J’avais tout mis en ordre avant ce dernier voyage à Londres. J’avais ressorti les cartons que Jane a laissés en partant, je les avais rangés dans la cave à Earls Court, puis dans cette espèce de coin montagne où j’avais entreposé ma chaise. Je craignais de transmettre à mes descendants la maladie qui me ronge depuis de nombreuses années.
Jane!
J’ai répété plusieurs fois son nom.
Jane!
Je lui ai écrit un mot, elle comprendra, si elle le lit, un jour, pourquoi je ne voulais pas avoir d’enfants.
Quand les ténèbres ont enveloppé la ville, j’ai commencé à écrire sur l’eau paisible et noire de la Tamise. On écrit toujours sur l’eau des fleuves. N’est-ce pas? Il n’y a que cela pour se laver de ce crime. J’écrivais avec rage. Je voulais croire que j’arrivais à peine dans cette ville et qu’elle promettait de tresser une couronne de lauriers aux plus audacieux. Quelque chose me disait que tout pouvait redevenir comme avant et que cette ville ne retenait aucun crime contre moi.
J’ai attendu le soir.
Les marins amarraient leurs péniches.
Il faisait froid.
Je n’étais pas bien couvert, j’avais une simple veste militaire, que j’avais achetée aux puces, à Camden, il y a des lustres, et mes pieds étaient nus.

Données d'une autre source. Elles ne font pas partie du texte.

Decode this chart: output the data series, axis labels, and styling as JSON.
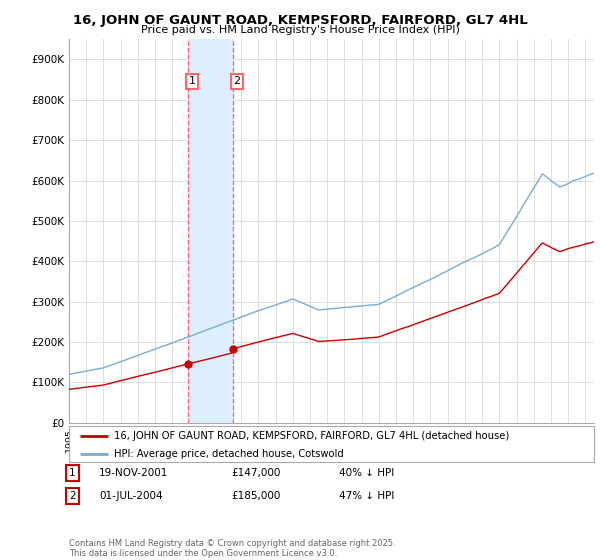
{
  "title1": "16, JOHN OF GAUNT ROAD, KEMPSFORD, FAIRFORD, GL7 4HL",
  "title2": "Price paid vs. HM Land Registry's House Price Index (HPI)",
  "legend_line1": "16, JOHN OF GAUNT ROAD, KEMPSFORD, FAIRFORD, GL7 4HL (detached house)",
  "legend_line2": "HPI: Average price, detached house, Cotswold",
  "sale1_label": "1",
  "sale1_date": "19-NOV-2001",
  "sale1_price": "£147,000",
  "sale1_hpi": "40% ↓ HPI",
  "sale2_label": "2",
  "sale2_date": "01-JUL-2004",
  "sale2_price": "£185,000",
  "sale2_hpi": "47% ↓ HPI",
  "footer": "Contains HM Land Registry data © Crown copyright and database right 2025.\nThis data is licensed under the Open Government Licence v3.0.",
  "price_color": "#cc0000",
  "hpi_color": "#7aadd4",
  "sale1_x_year": 2001.89,
  "sale2_x_year": 2004.5,
  "vline_color": "#ff6666",
  "highlight_color": "#ddeeff",
  "ylim_min": 0,
  "ylim_max": 950000,
  "xlim_min": 1995.0,
  "xlim_max": 2025.5,
  "background_color": "#ffffff",
  "grid_color": "#dddddd",
  "sale1_price_val": 147000,
  "sale2_price_val": 185000
}
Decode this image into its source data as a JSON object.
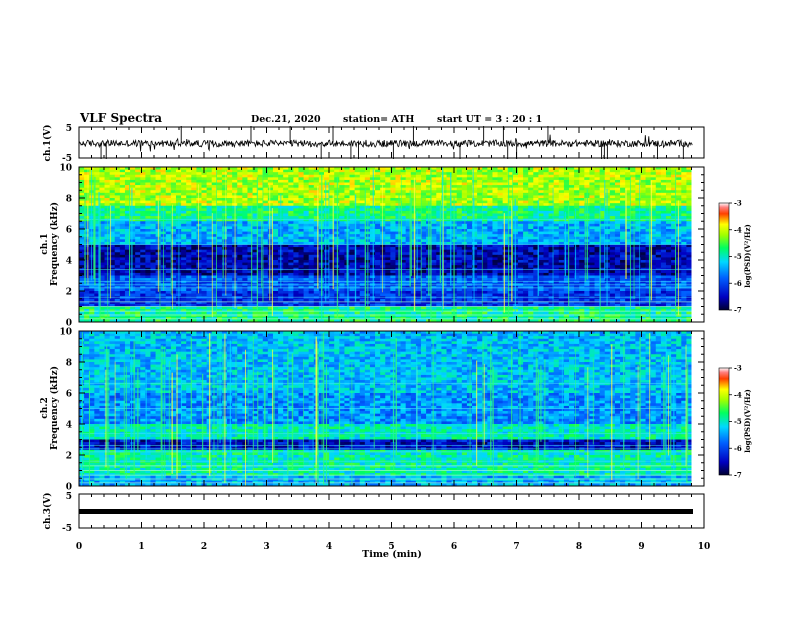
{
  "header": {
    "title": "VLF Spectra",
    "date": "Dec.21, 2020",
    "station": "station= ATH",
    "start": "start UT = 3 : 20 : 1"
  },
  "chart_data": [
    {
      "type": "line",
      "name": "ch1-waveform",
      "ylabel": "ch.1(V)",
      "ylim": [
        -5,
        5
      ],
      "yticks": [
        "5",
        "-5"
      ],
      "xlim": [
        0,
        10
      ],
      "baseline": 0
    },
    {
      "type": "heatmap",
      "name": "ch1-spectrogram",
      "ylabel": "ch.1\nFrequency (kHz)",
      "ylabel_line1": "ch.1",
      "ylabel_line2": "Frequency (kHz)",
      "ylim": [
        0,
        10
      ],
      "yticks": [
        "0",
        "2",
        "4",
        "6",
        "8",
        "10"
      ],
      "xlim": [
        0,
        9.8
      ],
      "colorbar": {
        "label": "log(PSD)(V²/Hz)",
        "range": [
          -7,
          -3
        ],
        "ticks": [
          "-3",
          "-4",
          "-5",
          "-6",
          "-7"
        ]
      }
    },
    {
      "type": "heatmap",
      "name": "ch2-spectrogram",
      "ylabel_line1": "ch.2",
      "ylabel_line2": "Frequency (kHz)",
      "ylim": [
        0,
        10
      ],
      "yticks": [
        "0",
        "2",
        "4",
        "6",
        "8",
        "10"
      ],
      "xlim": [
        0,
        9.8
      ],
      "colorbar": {
        "label": "log(PSD)(V²/Hz)",
        "range": [
          -7,
          -3
        ],
        "ticks": [
          "-3",
          "-4",
          "-5",
          "-6",
          "-7"
        ]
      }
    },
    {
      "type": "line",
      "name": "ch3-waveform",
      "ylabel": "ch.3(V)",
      "ylim": [
        -5,
        5
      ],
      "yticks": [
        "5",
        "-5"
      ],
      "xlim": [
        0,
        10
      ],
      "baseline": 0
    }
  ],
  "xaxis": {
    "label": "Time (min)",
    "range": [
      0,
      10
    ],
    "ticks": [
      "0",
      "1",
      "2",
      "3",
      "4",
      "5",
      "6",
      "7",
      "8",
      "9",
      "10"
    ]
  },
  "colors": {
    "frame": "#000000",
    "colormap": [
      "#000040",
      "#0000ff",
      "#00c8ff",
      "#00ff80",
      "#ffff00",
      "#ff0000",
      "#ffffff"
    ]
  }
}
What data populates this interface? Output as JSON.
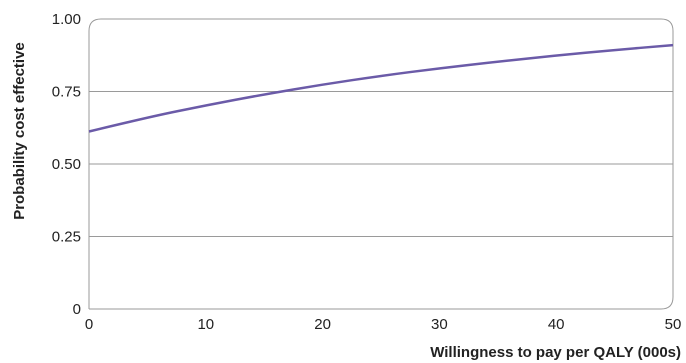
{
  "chart_data": {
    "type": "line",
    "title": "",
    "xlabel": "Willingness to pay per QALY (000s)",
    "ylabel": "Probability cost effective",
    "xlim": [
      0,
      50
    ],
    "ylim": [
      0,
      1
    ],
    "x_ticks": [
      0,
      10,
      20,
      30,
      40,
      50
    ],
    "x_tick_labels": [
      "0",
      "10",
      "20",
      "30",
      "40",
      "50"
    ],
    "y_ticks": [
      0,
      0.25,
      0.5,
      0.75,
      1
    ],
    "y_tick_labels": [
      "0",
      "0.25",
      "0.50",
      "0.75",
      "1.00"
    ],
    "grid": "horizontal",
    "legend": "none",
    "line_color": "#6b5ba8",
    "series": [
      {
        "x": [
          0,
          5,
          10,
          15,
          20,
          25,
          30,
          35,
          40,
          45,
          50
        ],
        "values": [
          0.612,
          0.661,
          0.702,
          0.74,
          0.774,
          0.804,
          0.83,
          0.853,
          0.874,
          0.893,
          0.91
        ]
      }
    ]
  }
}
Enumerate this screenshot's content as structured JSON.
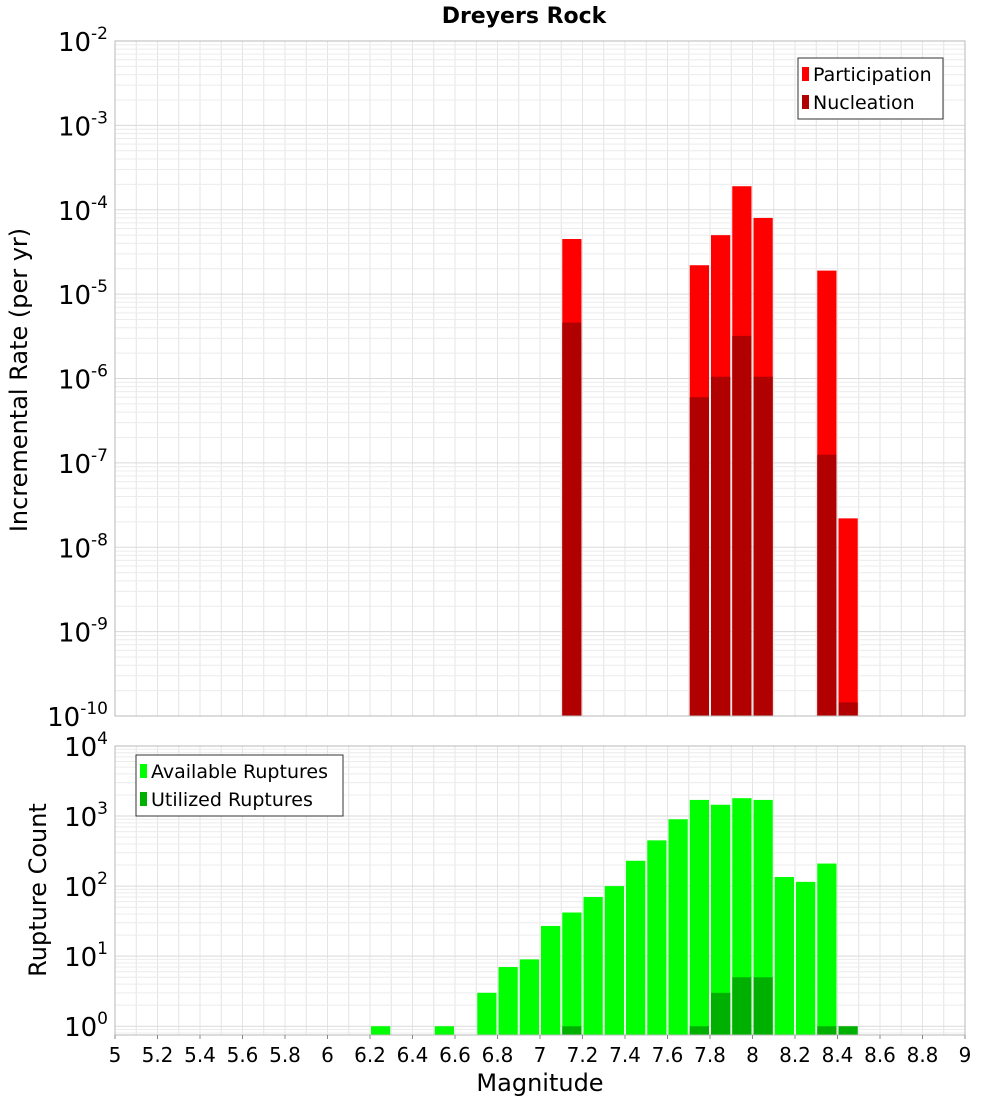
{
  "chart_data": [
    {
      "type": "bar",
      "title": "Dreyers Rock",
      "xlabel": "",
      "ylabel": "Incremental Rate (per yr)",
      "yscale": "log",
      "ylim": [
        1e-10,
        0.01
      ],
      "xlim": [
        5,
        9
      ],
      "bin_width": 0.1,
      "grid": true,
      "legend_position": "top-right",
      "y_ticks": [
        {
          "base": "10",
          "exp": "-10"
        },
        {
          "base": "10",
          "exp": "-9"
        },
        {
          "base": "10",
          "exp": "-8"
        },
        {
          "base": "10",
          "exp": "-7"
        },
        {
          "base": "10",
          "exp": "-6"
        },
        {
          "base": "10",
          "exp": "-5"
        },
        {
          "base": "10",
          "exp": "-4"
        },
        {
          "base": "10",
          "exp": "-3"
        },
        {
          "base": "10",
          "exp": "-2"
        }
      ],
      "series": [
        {
          "name": "Participation",
          "color": "#ff0000",
          "x": [
            7.15,
            7.75,
            7.85,
            7.95,
            8.05,
            8.35,
            8.45
          ],
          "values": [
            4.5e-05,
            2.2e-05,
            5e-05,
            0.00019,
            8e-05,
            1.9e-05,
            2.2e-08
          ]
        },
        {
          "name": "Nucleation",
          "color": "#b00000",
          "x": [
            7.15,
            7.75,
            7.85,
            7.95,
            8.05,
            8.35,
            8.45
          ],
          "values": [
            4.6e-06,
            6e-07,
            1.05e-06,
            3.2e-06,
            1.05e-06,
            1.25e-07,
            1.45e-10
          ]
        }
      ]
    },
    {
      "type": "bar",
      "title": "",
      "xlabel": "Magnitude",
      "ylabel": "Rupture Count",
      "yscale": "log",
      "ylim": [
        0.75,
        10000
      ],
      "xlim": [
        5,
        9
      ],
      "bin_width": 0.1,
      "grid": true,
      "legend_position": "top-left",
      "x_ticks": [
        "5",
        "5.2",
        "5.4",
        "5.6",
        "5.8",
        "6",
        "6.2",
        "6.4",
        "6.6",
        "6.8",
        "7",
        "7.2",
        "7.4",
        "7.6",
        "7.8",
        "8",
        "8.2",
        "8.4",
        "8.6",
        "8.8",
        "9"
      ],
      "y_ticks": [
        {
          "base": "10",
          "exp": "0"
        },
        {
          "base": "10",
          "exp": "1"
        },
        {
          "base": "10",
          "exp": "2"
        },
        {
          "base": "10",
          "exp": "3"
        },
        {
          "base": "10",
          "exp": "4"
        }
      ],
      "series": [
        {
          "name": "Available Ruptures",
          "color": "#00ff00",
          "x": [
            6.25,
            6.55,
            6.75,
            6.85,
            6.95,
            7.05,
            7.15,
            7.25,
            7.35,
            7.45,
            7.55,
            7.65,
            7.75,
            7.85,
            7.95,
            8.05,
            8.15,
            8.25,
            8.35
          ],
          "values": [
            1,
            1,
            3,
            7,
            9,
            27,
            42,
            70,
            100,
            230,
            450,
            900,
            1700,
            1450,
            1800,
            1700,
            135,
            115,
            210
          ]
        },
        {
          "name": "Utilized Ruptures",
          "color": "#00b000",
          "x": [
            7.15,
            7.75,
            7.85,
            7.95,
            8.05,
            8.35,
            8.45
          ],
          "values": [
            1,
            1,
            3,
            5,
            5,
            1,
            1
          ]
        }
      ]
    }
  ]
}
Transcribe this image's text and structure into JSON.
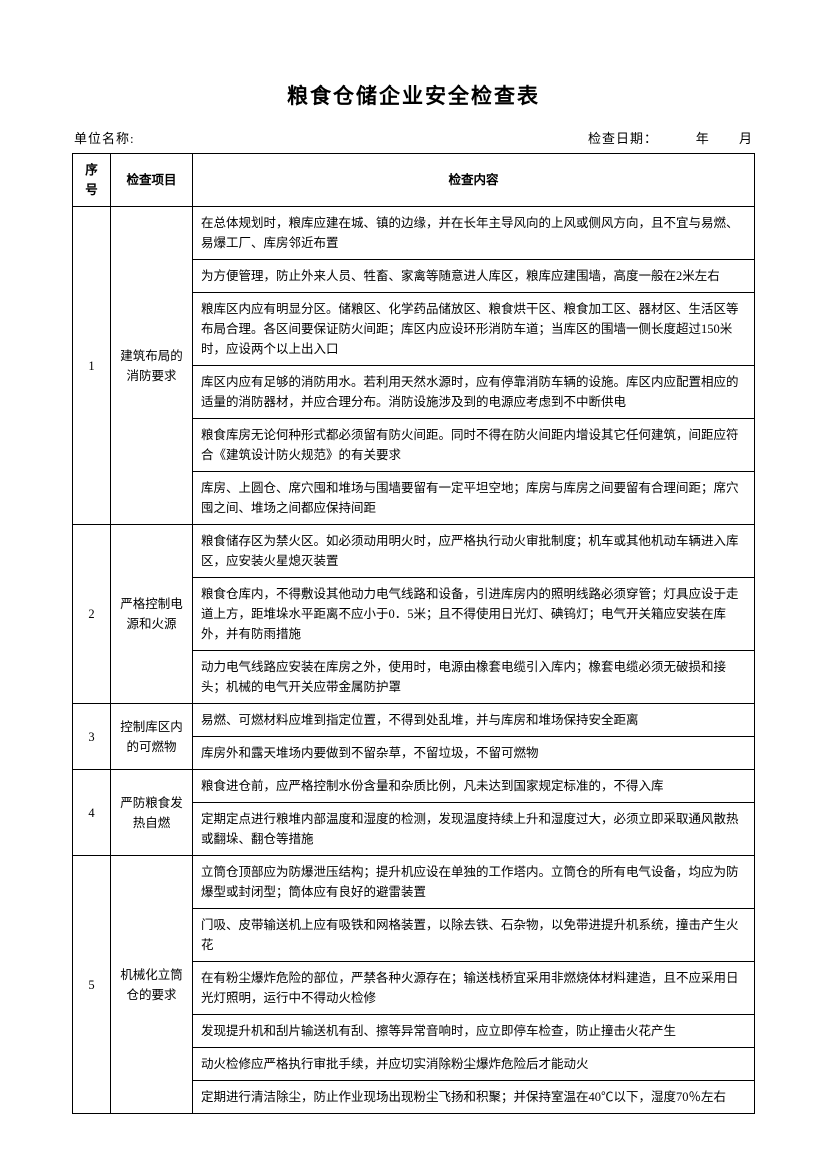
{
  "title": "粮食仓储企业安全检查表",
  "meta": {
    "unit_label": "单位名称:",
    "date_label": "检查日期：",
    "year_unit": "年",
    "month_unit": "月"
  },
  "headers": {
    "seq": "序号",
    "item": "检查项目",
    "content": "检查内容"
  },
  "sections": [
    {
      "seq": "1",
      "item": "建筑布局的消防要求",
      "rows": [
        "在总体规划时，粮库应建在城、镇的边缘，并在长年主导风向的上风或侧风方向，且不宜与易燃、易爆工厂、库房邻近布置",
        "为方便管理，防止外来人员、牲畜、家禽等随意进人库区，粮库应建围墙，高度一般在2米左右",
        "粮库区内应有明显分区。储粮区、化学药品储放区、粮食烘干区、粮食加工区、器材区、生活区等布局合理。各区间要保证防火间距；库区内应设环形消防车道；当库区的围墙一侧长度超过150米时，应设两个以上出入口",
        "库区内应有足够的消防用水。若利用天然水源时，应有停靠消防车辆的设施。库区内应配置相应的适量的消防器材，并应合理分布。消防设施涉及到的电源应考虑到不中断供电",
        "粮食库房无论何种形式都必须留有防火间距。同时不得在防火间距内增设其它任何建筑，间距应符合《建筑设计防火规范》的有关要求",
        "库房、上圆仓、席穴囤和堆场与围墙要留有一定平坦空地；库房与库房之间要留有合理间距；席穴囤之间、堆场之间都应保持间距"
      ]
    },
    {
      "seq": "2",
      "item": "严格控制电源和火源",
      "rows": [
        "粮食储存区为禁火区。如必须动用明火时，应严格执行动火审批制度；机车或其他机动车辆进入库区，应安装火星熄灭装置",
        "粮食仓库内，不得敷设其他动力电气线路和设备，引进库房内的照明线路必须穿管；灯具应设于走道上方，距堆垛水平距离不应小于0．5米；且不得使用日光灯、碘钨灯；电气开关箱应安装在库外，并有防雨措施",
        "动力电气线路应安装在库房之外，使用时，电源由橡套电缆引入库内；橡套电缆必须无破损和接头；机械的电气开关应带金属防护罩"
      ]
    },
    {
      "seq": "3",
      "item": "控制库区内的可燃物",
      "rows": [
        "易燃、可燃材料应堆到指定位置，不得到处乱堆，并与库房和堆场保持安全距离",
        "库房外和露天堆场内要做到不留杂草，不留垃圾，不留可燃物"
      ]
    },
    {
      "seq": "4",
      "item": "严防粮食发热自燃",
      "rows": [
        "粮食进仓前，应严格控制水份含量和杂质比例，凡未达到国家规定标准的，不得入库",
        "定期定点进行粮堆内部温度和湿度的检测，发现温度持续上升和湿度过大，必须立即采取通风散热或翻垛、翻仓等措施"
      ]
    },
    {
      "seq": "5",
      "item": "机械化立筒仓的要求",
      "rows": [
        "立筒仓顶部应为防爆泄压结构；提升机应设在单独的工作塔内。立筒仓的所有电气设备，均应为防爆型或封闭型；筒体应有良好的避雷装置",
        "门吸、皮带输送机上应有吸铁和网格装置，以除去铁、石杂物，以免带进提升机系统，撞击产生火花",
        "在有粉尘爆炸危险的部位，严禁各种火源存在；输送栈桥宜采用非燃烧体材料建造，且不应采用日光灯照明，运行中不得动火检修",
        "发现提升机和刮片输送机有刮、擦等异常音响时，应立即停车检查，防止撞击火花产生",
        "动火检修应严格执行审批手续，并应切实消除粉尘爆炸危险后才能动火",
        "定期进行清洁除尘，防止作业现场出现粉尘飞扬和积聚；并保持室温在40℃以下，湿度70％左右"
      ]
    }
  ]
}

Je n’avais plus de canne mais je me tenais bien droit; il y a longtemps que je voulais me débarrasser de ce bâton. J’ai bien entendu la voix d’un marin, semblable à celle de Senior Alves. Puis une autre, semblable à celle de Mrs. Jenkins. Sortez de là! Ils s’inquiétaient de ce que je faisais sur l’eau. Je n’avais pas loin à aller, vous savez cela, un étage seulement à gravir, pour regagner ma chambre.